公開日時 2025/09/19 04:50
国立循環器病研究センターの猪原匡史副院長・脳神経内科部長は9月18日、日本イーライリリー主催のケサンラの最新使用法に関するメディアセミナーで講演した。8月25日付で一変承認された早期アルツハイマー病治療薬・ケサンラの漸増投与(以下、新用法)の根拠となった臨床試験結果を解説し、「(新用法は)アミロイドβはきちんとクリアランスでき、かつ(同剤の副作用として知られる)ARIA-Eを減らすことに成功した」と報告した。新用法はARIA-Eの発現リスクを低下させるが、「ARIAは、アルツハイマー病の病態と関連し、抗アミロイドβ抗体薬治療における重要な安全性マーカー」だとも指摘。定期的にMRI検査を実施して、「(ARIAを)積極的に検出し、適切に対処することが重要」と述べた。
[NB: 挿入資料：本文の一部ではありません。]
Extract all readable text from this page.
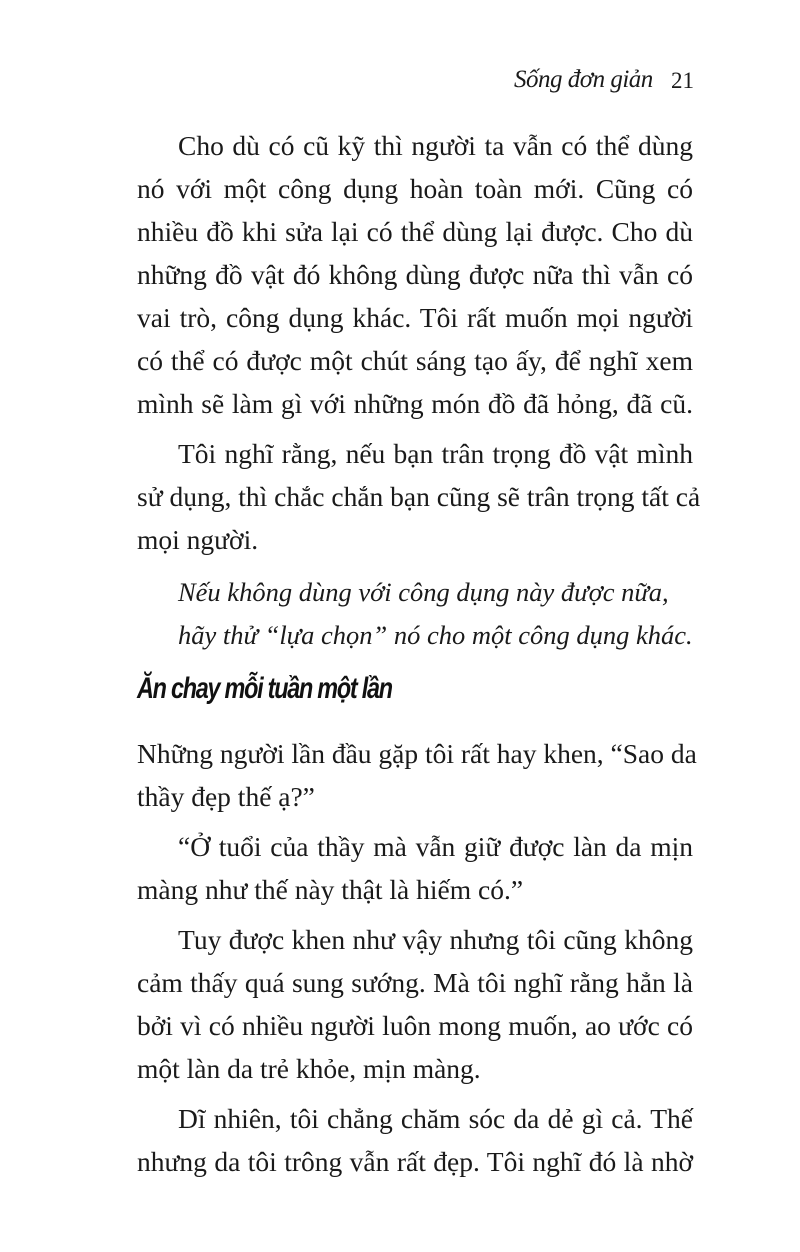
Sống đơn giản 21
Cho dù có cũ kỹ thì người ta vẫn có thể dùng
nó với một công dụng hoàn toàn mới. Cũng có
nhiều đồ khi sửa lại có thể dùng lại được. Cho dù
những đồ vật đó không dùng được nữa thì vẫn có
vai trò, công dụng khác. Tôi rất muốn mọi người
có thể có được một chút sáng tạo ấy, để nghĩ xem
mình sẽ làm gì với những món đồ đã hỏng, đã cũ.
Tôi nghĩ rằng, nếu bạn trân trọng đồ vật mình
sử dụng, thì chắc chắn bạn cũng sẽ trân trọng tất cả
mọi người.
Nếu không dùng với công dụng này được nữa,
hãy thử “lựa chọn” nó cho một công dụng khác.
Ăn chay mỗi tuần một lần
Những người lần đầu gặp tôi rất hay khen, “Sao da
thầy đẹp thế ạ?”
“Ở tuổi của thầy mà vẫn giữ được làn da mịn
màng như thế này thật là hiếm có.”
Tuy được khen như vậy nhưng tôi cũng không
cảm thấy quá sung sướng. Mà tôi nghĩ rằng hẳn là
bởi vì có nhiều người luôn mong muốn, ao ước có
một làn da trẻ khỏe, mịn màng.
Dĩ nhiên, tôi chẳng chăm sóc da dẻ gì cả. Thế
nhưng da tôi trông vẫn rất đẹp. Tôi nghĩ đó là nhờ
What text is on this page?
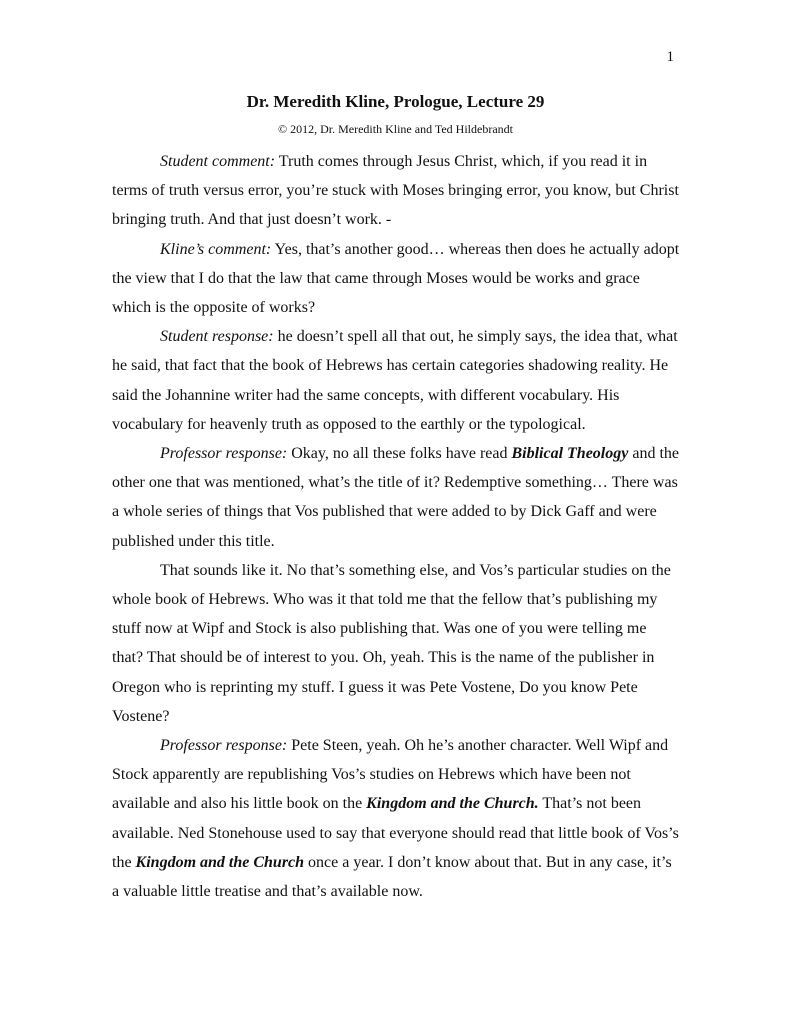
1
Dr. Meredith Kline, Prologue, Lecture 29
© 2012, Dr. Meredith Kline and Ted Hildebrandt

Student comment: Truth comes through Jesus Christ, which, if you read it in terms of truth versus error, you’re stuck with Moses bringing error, you know, but Christ bringing truth. And that just doesn’t work. -

Kline’s comment: Yes, that’s another good… whereas then does he actually adopt the view that I do that the law that came through Moses would be works and grace which is the opposite of works?

Student response: he doesn’t spell all that out, he simply says, the idea that, what he said, that fact that the book of Hebrews has certain categories shadowing reality. He said the Johannine writer had the same concepts, with different vocabulary. His vocabulary for heavenly truth as opposed to the earthly or the typological.

Professor response: Okay, no all these folks have read Biblical Theology and the other one that was mentioned, what’s the title of it? Redemptive something… There was a whole series of things that Vos published that were added to by Dick Gaff and were published under this title.

That sounds like it. No that’s something else, and Vos’s particular studies on the whole book of Hebrews. Who was it that told me that the fellow that’s publishing my stuff now at Wipf and Stock is also publishing that. Was one of you were telling me that? That should be of interest to you. Oh, yeah. This is the name of the publisher in Oregon who is reprinting my stuff. I guess it was Pete Vostene, Do you know Pete Vostene?

Professor response: Pete Steen, yeah. Oh he’s another character. Well Wipf and Stock apparently are republishing Vos’s studies on Hebrews which have been not available and also his little book on the Kingdom and the Church. That’s not been available. Ned Stonehouse used to say that everyone should read that little book of Vos’s the Kingdom and the Church once a year. I don’t know about that. But in any case, it’s a valuable little treatise and that’s available now.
同剤の用法・用量は、一変承認に伴い、8月25日に「初回は350mg、2回目は700mg、3回目は1050mg、その後は1回1400mgを4週間隔で、少なくとも30分かけて点滴静注する」と変更された。
初回の投与分から3回目の投与分に1バイアルを移し、漸増させる。24週目までの合計投与量、およびそれ以降に投与されるケサンラの量は変わらない。

◎ARIA-E発現割合 350mg開始群13.7%、700mg開始群23.7% 相対リスク40.5%低下

申請の根拠となった第3相臨床試験(AACQ試験:TRAILBLAZER-ALZ6試験)は、PET検査により脳内アミロイドβプラーク沈着が認められた早期アルツハイマー病患者を対象に、複数の用法用量について、従来の700mg開始群と比べ、ARIA-Eの発現割合や脳内アミロイドβプラークの沈着量の変化について検討した。

主要評価項目の24週時におけるARIA-E関連事象の発現割合は、350mg開始群は13.7%(29/212例)、700mg開始群は23.7%(49/207例)だった。24週時のARIA-E関連事象の発現に対する事後相対リスクは40.5%減少。事後相対リスクが少なくとも20%減少する事後確率は94.1%となり、事前に規定した成功基準(80%超)を満たした。

◎脳内アミロイドβプラーク沈着の変化量 350mg開始群-70.92、700mg開始群-72.14 「ほぼ同様」 

副次評価項目の脳内アミロイドβプラーク沈着のベースラインから76週時までの変化量は、350mg開始群は-70.92センチロイド、700mg開始群は-72.14センチロイドだった。猪原氏は、アミロイドβプラーク量は認知機能やADLなどにおけるケサンラの有効性と相関しているとした上で、「(350mg開始群で)ARIA-Eが減っても、アミロイドβプラークがうまく取り切れなかったでは良くないなか、(350mg開始群は700mg開始群と)ほぼ同様のアミロイドβプラークの減少量を示した」と解説した。新用法はARIA-Eの発現リスクを低下させる一方、有効性は従来の用法とほぼ同様だったことから、リスク・ベネフィットのバランスが優れていることを示した。

なお、350mg開始群で新たな安全性上の懸念は認められなかったとしている。